The former chief whip and international development secretary, Andrew Mitchell, said: “The government’s law officers can see for themselves the legal opinion from top-flight lawyers and will have seen that it corroborates the views previously expressed by Lord Garnier, who is one of the government’s most distinguished former senior law officers, and by Ken Macdonald.
“Brexit was supposed to be about enhancing the power of parliament, not ignoring its will on a matter where every single one of us was elected just over a year ago on a firm and clear promise to stand by our commitments to the poorest.”
One senior MP close to the rebellion added: “We have sent the government the views of the UK’s leading lawyers which shows clearly that ministers are making an unlawful budget and are cutting humanitarian aid to those dying of starvation. Is this really how we want to project Global Britain and see our reputation as a force for good in the world trashed?”
Leaked official documents reported last month by the investigative website openDemocracy show that officials are planning for the cuts to fall on some of the poorest and most war-torn countries in the world.
The plan, which was not disputed by the FCDO, is to reduce the 0.7 per cent of of gross national income the UK spends on overseas aid to 0.5 per cent, representing a cut in the UK aid programme from £15bn over two years to £10bn.
But the cuts would reportedly involve slashing the aid programme to Somalia by 60 per cent and to South Sudan by 59 per cent, with a reduction for Syria of 67 per cent and 63 per cent for Libya. Nigeria is expected to face a cut of 58 per cent, with a 60-per-cent reduction slated in the plan for the Democratic Republic of the Congo.

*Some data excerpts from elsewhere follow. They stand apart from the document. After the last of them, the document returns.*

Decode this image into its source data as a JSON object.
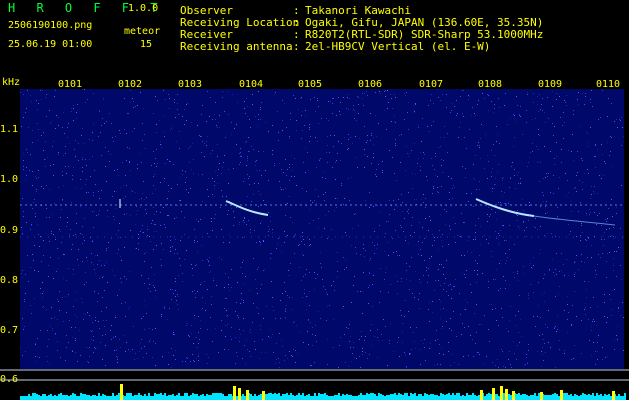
{
  "header": {
    "app_title": "H R O F F T",
    "version": "1.0.0",
    "filename": "2506190100.png",
    "meteor_label": "meteor",
    "datetime": "25.06.19 01:00",
    "meteor_count": "15",
    "info": [
      {
        "key": "Observer",
        "value": "Takanori Kawachi"
      },
      {
        "key": "Receiving Location",
        "value": "Ogaki, Gifu, JAPAN (136.60E, 35.35N)"
      },
      {
        "key": "Receiver",
        "value": "R820T2(RTL-SDR) SDR-Sharp 53.1000MHz"
      },
      {
        "key": "Receiving antenna",
        "value": "2el-HB9CV Vertical (el. E-W)"
      }
    ],
    "separator": ":"
  },
  "spectrogram": {
    "unit": "kHz",
    "y_ticks": [
      "1.1",
      "1.0",
      "0.9",
      "0.8",
      "0.7",
      "0.6"
    ],
    "x_ticks": [
      "0101",
      "0102",
      "0103",
      "0104",
      "0105",
      "0106",
      "0107",
      "0108",
      "0109",
      "0110"
    ],
    "colors": {
      "background": "#00086a",
      "noise": "#2840d8",
      "signal": "#9fd8ff",
      "bar": "#00e5ff",
      "spike": "#ffff00",
      "text": "#ffff00"
    }
  }
}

The government abolished the Department for International Development in September last year after 23 years and rolled aid functions into the Foreign Office, which is now officially named the Foreign, Commonwealth and Development Office.
David Cameron enshrined the 0.7 per cent of GNI target in law in 2015 after meeting it for the first time in 2013. Mr Cameron and Tony Blair both described the reduction as a “strategic mistake”.
YouGov found in November that 66 per cent of voters supported reducing foreign aid spending, against to 18 per cent opposed – at least before the details became clear.
A spokesperson for the Foreign, Commonwealth and Development Office said: “We will spend more than £10bn this year to fight poverty, tackle climate change and improve global health – making us one of the world’s biggest aid donors.
“The impact of the pandemic on the UK economy has forced us to take tough but necessary decisions, including temporarily reducing the overall amount we spend on aid. We are still working through what this means for individual programmes and decisions have not yet been made.”